Having had three children ourselves in 18 months also helps focus the mind!

There is a wealth of factual research into successful and unsuccessful parenting that could usefully guide this debate.

Lee’s starting point is that the world was created by an intelligent designer (God).

From this premise he asserts we should look to that designer for guidance on how to live our lives.

There is a sense in which Lee’s comments are literally pre-judged, in that they are inherently based on these beliefs, rather than any factual evidence that I or anyone else may offer.

He is, of course, entitled to his beliefs.

Let me try to address the specific issues that Lee’s letter raised - gender roles in parenting; and the question of spirituality.

The research on parenting is pretty unequivocal.

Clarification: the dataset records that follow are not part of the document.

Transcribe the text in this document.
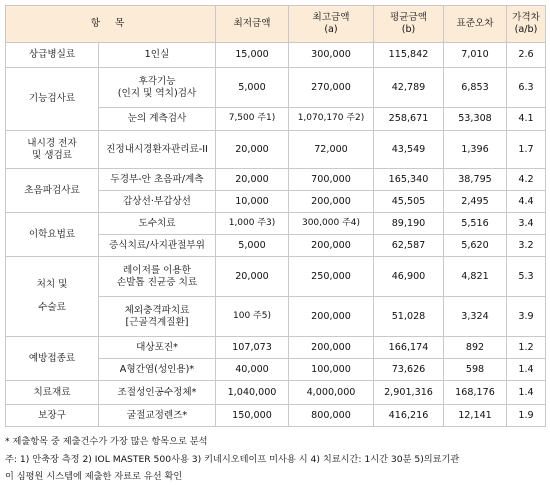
항 목		최저금액	최고금액
(a)	평균금액
(b)	표준오차	가격차
(a/b)
상급병실료	1인실	15,000	300,000	115,842	7,010	2.6
기능검사료	후각기능
(인지 및 역치)검사	5,000	270,000	42,789	6,853	6.3
	눈의 계측검사	7,500 주1)	1,070,170 주2)	258,671	53,308	4.1
내시경 전자
및 생검료	진정내시경환자관리료-II	20,000	72,000	43,549	1,396	1.7
초음파검사료	두경부-안 초음파/계측	20,000	700,000	165,340	38,795	4.2
	갑상선·부갑상선	10,000	200,000	45,505	2,495	4.4
이학요법료	도수치료	1,000 주3)	300,000 주4)	89,190	5,516	3.4
	증식치료/사지관절부위	5,000	200,000	62,587	5,620	3.2
처치 및

수술료	레이저를 이용한
손발톱 진균증 치료	20,000	250,000	46,900	4,821	5.3
	체외충격파치료
[근골격계질환]	100 주5)	200,000	51,028	3,324	3.9
예방접종료	대상포진*	107,073	200,000	166,174	892	1.2
	A형간염(성인용)*	40,000	100,000	73,626	598	1.4
치료재료	조절성인공수정체*	1,040,000	4,000,000	2,901,316	168,176	1.4
보장구	굴절교정렌즈*	150,000	800,000	416,216	12,141	1.9
* 제출항목 중 제출건수가 가장 많은 항목으로 분석
주: 1) 안축장 측정 2) IOL MASTER 500사용 3) 키네시오테이프 미사용 시 4) 치료시간: 1시간 30분 5)의료기관
이 심평원 시스템에 제출한 자료로 유선 확인
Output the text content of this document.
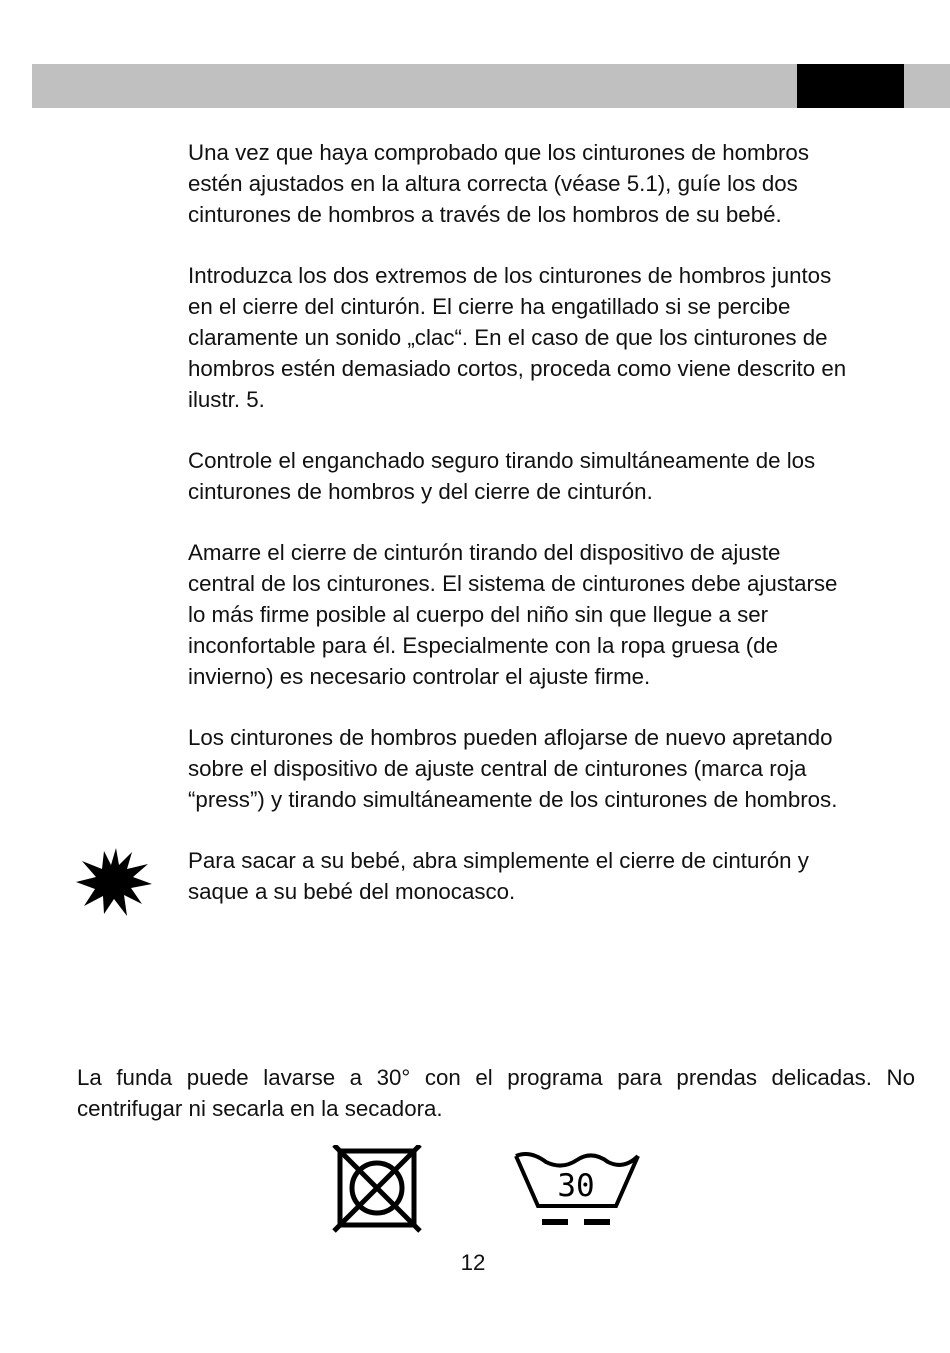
Una vez que haya comprobado que los cinturones de hombros
estén ajustados en la altura correcta (véase 5.1), guíe los dos
cinturones de hombros a través de los hombros de su bebé.

Introduzca los dos extremos de los cinturones de hombros juntos
en el cierre del cinturón. El cierre ha engatillado si se percibe
claramente un sonido „clac“. En el caso de que los cinturones de
hombros estén demasiado cortos, proceda como viene descrito en
ilustr. 5.

Controle el enganchado seguro tirando simultáneamente de los
cinturones de hombros y del cierre de cinturón.

Amarre el cierre de cinturón tirando del dispositivo de ajuste
central de los cinturones. El sistema de cinturones debe ajustarse
lo más firme posible al cuerpo del niño sin que llegue a ser
inconfortable para él. Especialmente con la ropa gruesa (de
invierno) es necesario controlar el ajuste firme.

Los cinturones de hombros pueden aflojarse de nuevo apretando
sobre el dispositivo de ajuste central de cinturones (marca roja
“press”) y tirando simultáneamente de los cinturones de hombros.

Para sacar a su bebé, abra simplemente el cierre de cinturón y
saque a su bebé del monocasco.

La funda puede lavarse a 30° con el programa para prendas delicadas. No centrifugar ni secarla en la secadora.

30
12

Children can be, and are, successfully raised by straight and gay couples, single women, single men, heterosexuals, homosexuals, people of all races, and people with disabilities. (That’s why all these groups are recognised as eligible under English Law to apply to adopt.)

Equally, any of these categories can make a hash of parenting.

But that does not hinge on gender.

The research says the distinguishing factor is that successful parents are the ones who demonstrate a commitment to the parenting role.

They understand and nurture the child’s need for: love and security – the basis for all later relationships; new experiences - to enable cognitive growth; praise and recognition - to establish a realistic sense of self-worth; and taking responsibility - to enable growth towards independence.

I agree with Lee there needs to be a spiritual dimension to all this.

Lee writes (January 17) “the fear of God is the beginning of wisdom”.

Personally, I prefer a humanitarian approach which teaches the important central principle of “respect for people”.

This works perfectly well in helping children understand the difference between right and wrong, yours and mine, and in conducting responsible later relationships.

My final comment relates to the “gay marriage” debate.

I think that all couples who wish to express their love and commitment should go through the same civil marriage ceremony.

Then, as with some other countries, those who wish also to celebrate with an additional religious ceremony could do exactly that.

It could simply be left to the Church to say who they wish to welcome - such decisions to be exempt from equality legislation.